На берлинском конгрессе

Австрия после этой ликвидации могла желать только одного—получить свою долю, но об этом, собственно говоря, с нею и не предполагалось спорить. На берлинском конгрессе, заседания которого открылись две недели спустя после англо-русского соглашения, Австрия и получила удовлетворение: ей было предоставлено оккупировать своими войсками Боснию и Герцеговину.
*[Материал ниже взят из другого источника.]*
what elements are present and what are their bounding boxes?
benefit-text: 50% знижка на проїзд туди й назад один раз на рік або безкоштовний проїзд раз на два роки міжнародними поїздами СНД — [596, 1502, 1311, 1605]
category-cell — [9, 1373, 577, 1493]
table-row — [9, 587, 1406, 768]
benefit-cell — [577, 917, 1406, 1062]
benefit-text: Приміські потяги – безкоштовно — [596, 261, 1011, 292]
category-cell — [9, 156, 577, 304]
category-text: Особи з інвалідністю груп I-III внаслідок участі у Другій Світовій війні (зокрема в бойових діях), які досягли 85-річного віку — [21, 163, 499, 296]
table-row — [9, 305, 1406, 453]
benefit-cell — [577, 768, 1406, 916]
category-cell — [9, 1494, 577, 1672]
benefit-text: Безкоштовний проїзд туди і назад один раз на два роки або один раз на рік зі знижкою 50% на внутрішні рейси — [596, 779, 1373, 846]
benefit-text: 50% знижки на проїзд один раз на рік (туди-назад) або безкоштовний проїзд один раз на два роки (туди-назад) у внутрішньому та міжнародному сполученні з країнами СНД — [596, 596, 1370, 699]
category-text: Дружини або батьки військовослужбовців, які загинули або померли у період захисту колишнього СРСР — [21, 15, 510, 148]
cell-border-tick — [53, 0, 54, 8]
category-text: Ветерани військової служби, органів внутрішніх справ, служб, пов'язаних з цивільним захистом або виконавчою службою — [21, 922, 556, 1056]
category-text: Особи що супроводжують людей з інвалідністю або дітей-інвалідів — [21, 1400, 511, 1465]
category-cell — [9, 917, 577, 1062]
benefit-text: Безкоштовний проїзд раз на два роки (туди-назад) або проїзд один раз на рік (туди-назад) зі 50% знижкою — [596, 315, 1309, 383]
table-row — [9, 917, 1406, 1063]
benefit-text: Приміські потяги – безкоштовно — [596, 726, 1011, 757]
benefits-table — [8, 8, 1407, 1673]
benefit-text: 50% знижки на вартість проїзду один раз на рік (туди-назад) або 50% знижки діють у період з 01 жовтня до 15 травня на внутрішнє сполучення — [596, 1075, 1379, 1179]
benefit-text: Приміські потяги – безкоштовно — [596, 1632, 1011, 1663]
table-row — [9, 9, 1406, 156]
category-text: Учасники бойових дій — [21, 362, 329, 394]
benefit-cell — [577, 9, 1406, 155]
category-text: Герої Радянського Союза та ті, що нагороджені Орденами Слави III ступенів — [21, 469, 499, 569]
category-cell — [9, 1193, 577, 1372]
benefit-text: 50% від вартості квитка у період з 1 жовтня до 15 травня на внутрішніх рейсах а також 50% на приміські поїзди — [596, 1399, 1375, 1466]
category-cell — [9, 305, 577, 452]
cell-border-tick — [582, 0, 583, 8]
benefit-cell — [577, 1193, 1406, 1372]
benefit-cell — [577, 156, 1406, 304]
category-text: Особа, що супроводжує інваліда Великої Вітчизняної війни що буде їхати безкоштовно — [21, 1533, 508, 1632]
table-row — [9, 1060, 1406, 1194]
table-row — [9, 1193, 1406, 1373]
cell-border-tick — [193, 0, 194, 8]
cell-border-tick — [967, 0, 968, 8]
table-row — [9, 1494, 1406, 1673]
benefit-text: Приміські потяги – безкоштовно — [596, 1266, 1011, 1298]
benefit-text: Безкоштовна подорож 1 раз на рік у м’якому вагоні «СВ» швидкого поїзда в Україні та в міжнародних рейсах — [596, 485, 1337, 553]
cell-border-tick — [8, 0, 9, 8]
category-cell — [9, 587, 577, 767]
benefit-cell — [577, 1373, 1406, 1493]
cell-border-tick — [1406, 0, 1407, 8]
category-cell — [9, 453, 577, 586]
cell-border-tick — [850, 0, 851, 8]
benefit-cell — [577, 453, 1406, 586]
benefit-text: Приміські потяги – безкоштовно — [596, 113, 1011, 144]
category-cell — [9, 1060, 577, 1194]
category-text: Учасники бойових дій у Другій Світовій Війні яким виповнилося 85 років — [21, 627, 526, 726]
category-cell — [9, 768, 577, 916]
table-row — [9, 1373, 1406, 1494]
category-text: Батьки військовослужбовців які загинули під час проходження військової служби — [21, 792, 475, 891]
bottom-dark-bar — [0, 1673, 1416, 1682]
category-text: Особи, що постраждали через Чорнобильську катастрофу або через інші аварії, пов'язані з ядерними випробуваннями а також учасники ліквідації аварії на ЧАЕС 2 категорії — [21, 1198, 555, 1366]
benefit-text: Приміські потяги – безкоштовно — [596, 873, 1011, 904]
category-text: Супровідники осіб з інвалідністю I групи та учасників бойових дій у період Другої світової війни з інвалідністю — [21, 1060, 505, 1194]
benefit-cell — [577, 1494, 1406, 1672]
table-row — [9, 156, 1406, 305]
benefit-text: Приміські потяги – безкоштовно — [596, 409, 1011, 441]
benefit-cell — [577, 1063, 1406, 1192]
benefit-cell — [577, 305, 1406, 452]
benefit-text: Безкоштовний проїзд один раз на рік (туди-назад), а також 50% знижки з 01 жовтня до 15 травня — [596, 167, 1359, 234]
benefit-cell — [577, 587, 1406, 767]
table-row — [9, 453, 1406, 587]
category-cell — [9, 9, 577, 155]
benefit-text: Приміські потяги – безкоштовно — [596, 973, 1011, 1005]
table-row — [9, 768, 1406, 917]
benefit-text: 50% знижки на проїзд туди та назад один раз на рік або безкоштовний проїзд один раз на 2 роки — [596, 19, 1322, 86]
После сделки с Англией этот конгресс, созванный Германией по просьбе русского правительства, не мог дать России ничего существенно нового ни в хорошую, ни в дурную сторону. В основных чертах он оформил согласием Европы условия секретной лондонской конвенции 18-го мая. Он покончил с фикцией зависимости от султана тех балканских государств, которые возникли в первой половине XIX века,—Сербия, Румыния,—фактически давно отпавших от Турецкой империи. Первая, как и Черногория, получила значительное территориальное приращение, а вторая отстояла устья Дуная: Бессарабия была возвращена России без них. Но все эти мелкие успехи и неудачи не могли закрыть главного, чем и решался вопрос о

том, что выиграла Россия от войны 1877 года. Эго главное заключалось в судьбе русского влияния в Болгарии. Станет ли эта страна тем, о чем мечтали славянофилы, или передастся „Европе" и в конце концов станет одним из тормозов для распространения „истинно-русской" идеологии? Мы видели, что история фактически ответила на этот вопрос еще раньше войны, и ответ этот уже знал наиболее чуткий из славянофилов, К. Леонтьев. Немного времени понадобилось, чтобы истина стала ясна и всему русскому обществу. Никакой конгресс тут ничего сделать не мог, и хотя в Берлине и были приняты некоторые меры к ограничению русского влияния за Дунаем,—в роде значительного сокращения срока оккупации русскими войсками Болгарии (вместо двух лет—девять месяцев),—но разве-в этом было дело? Вполне понятно, почему берлинский конгресс в глазах известной части русского общества стал символом крушения надежд и упований, связанных с войной за „освобождение славян  в особенности, если принять в расчет, что о лондонской конвенции это общество ничего не знало. Но значение его, как всякого символа, было чисто субъективное: в объективной обстановке он ничего изменить не мог.